Department of Psychology, Stanford University, Stanford, California, United States of America.
Wu Tsai Neurosciences Institute, Stanford University, Stanford, California, United States of America.
PLoS Comput Biol. 2022 Jan 7;18(1):e1009739. doi: 10.1371/journal.pcbi.1009739. eCollection 2022 Jan.
Task-optimized convolutional neural networks (CNNs) show striking similarities to the ventral visual stream. However, human-imperceptible image perturbations can cause a CNN to make incorrect predictions. Here we provide insight into this brittleness by investigating the representations of models that are either robust or not robust to image perturbations. Theory suggests that the robustness of a system to these perturbations could be related to the power law exponent of the eigenspectrum of its set of neural responses, where power law exponents closer to and larger than one would indicate a system that is less susceptible to input perturbations. We show that neural responses in mouse and macaque primary visual cortex (V1) obey the predictions of this theory, where their eigenspectra have power law exponents of at least one. We also find that the eigenspectra of model representations decay slowly relative to those observed in neurophysiology and that robust models have eigenspectra that decay slightly faster and have higher power law exponents than those of non-robust models. The slow decay of the eigenspectra suggests that substantial variance in the model responses is related to the encoding of fine stimulus features. We therefore investigated the spatial frequency tuning of artificial neurons and found that a large proportion of them preferred high spatial frequencies and that robust models had preferred spatial frequency distributions more aligned with the measured spatial frequency distribution of macaque V1 cells. Furthermore, robust models were quantitatively better models of V1 than non-robust models. Our results are consistent with other findings that there is a misalignment between human and machine perception. They also suggest that it may be useful to penalize slow-decaying eigenspectra or to bias models to extract features of lower spatial frequencies during task-optimization in order to improve robustness and V1 neural response predictivity.
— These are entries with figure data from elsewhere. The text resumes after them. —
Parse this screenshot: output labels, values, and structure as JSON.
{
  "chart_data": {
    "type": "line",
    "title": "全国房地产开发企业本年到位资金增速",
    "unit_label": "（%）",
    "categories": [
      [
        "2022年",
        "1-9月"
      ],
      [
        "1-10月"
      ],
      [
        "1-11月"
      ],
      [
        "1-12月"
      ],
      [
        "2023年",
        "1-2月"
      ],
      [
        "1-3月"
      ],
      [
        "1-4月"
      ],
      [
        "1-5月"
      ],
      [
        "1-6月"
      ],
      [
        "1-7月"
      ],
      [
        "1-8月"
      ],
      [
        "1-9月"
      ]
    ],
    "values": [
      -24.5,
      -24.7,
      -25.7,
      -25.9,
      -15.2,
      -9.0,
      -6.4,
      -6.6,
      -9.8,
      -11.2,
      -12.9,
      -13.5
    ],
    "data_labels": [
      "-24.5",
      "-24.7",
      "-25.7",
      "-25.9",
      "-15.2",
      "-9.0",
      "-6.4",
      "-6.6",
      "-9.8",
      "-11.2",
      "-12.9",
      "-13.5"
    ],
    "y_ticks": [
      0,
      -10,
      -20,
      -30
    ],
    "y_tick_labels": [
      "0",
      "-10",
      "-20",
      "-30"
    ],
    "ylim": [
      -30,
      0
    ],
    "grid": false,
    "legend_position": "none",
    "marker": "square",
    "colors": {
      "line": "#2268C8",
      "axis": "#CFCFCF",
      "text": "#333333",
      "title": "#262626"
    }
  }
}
任务优化卷积神经网络(CNNs)与腹侧视觉流表现出惊人的相似性。然而,人类无法察觉的图像干扰会导致 CNN 做出错误的预测。通过研究对图像干扰具有鲁棒性或不具有鲁棒性的模型的表示,我们深入了解了这种脆弱性。理论表明,系统对这些干扰的鲁棒性可能与神经网络响应集合的特征谱的幂律指数有关,其中幂律指数更接近且大于一的系统对输入干扰的敏感性更低。我们表明,老鼠和猕猴初级视觉皮层(V1)中的神经反应服从该理论的预测,其特征谱的幂律指数至少为一。我们还发现,模型表示的特征谱的衰减速度比神经生理学观察到的要慢,并且鲁棒模型的特征谱衰减速度略快,幂律指数高于非鲁棒模型。特征谱的缓慢衰减表明,模型响应中的大量方差与精细刺激特征的编码有关。因此,我们研究了人工神经元的空间频率调谐,发现它们中的很大一部分更喜欢高空间频率,并且鲁棒模型的空间频率分布更接近猕猴 V1 细胞的测量空间频率分布。此外,鲁棒模型是比非鲁棒模型更好的 V1 模型。我们的结果与其他发现一致,即人类和机器感知之间存在不匹配。它们还表明,在任务优化过程中,可以通过惩罚缓慢衰减的特征谱或偏向模型提取较低空间频率的特征来提高鲁棒性和 V1 神经反应可预测性,这可能是有用的。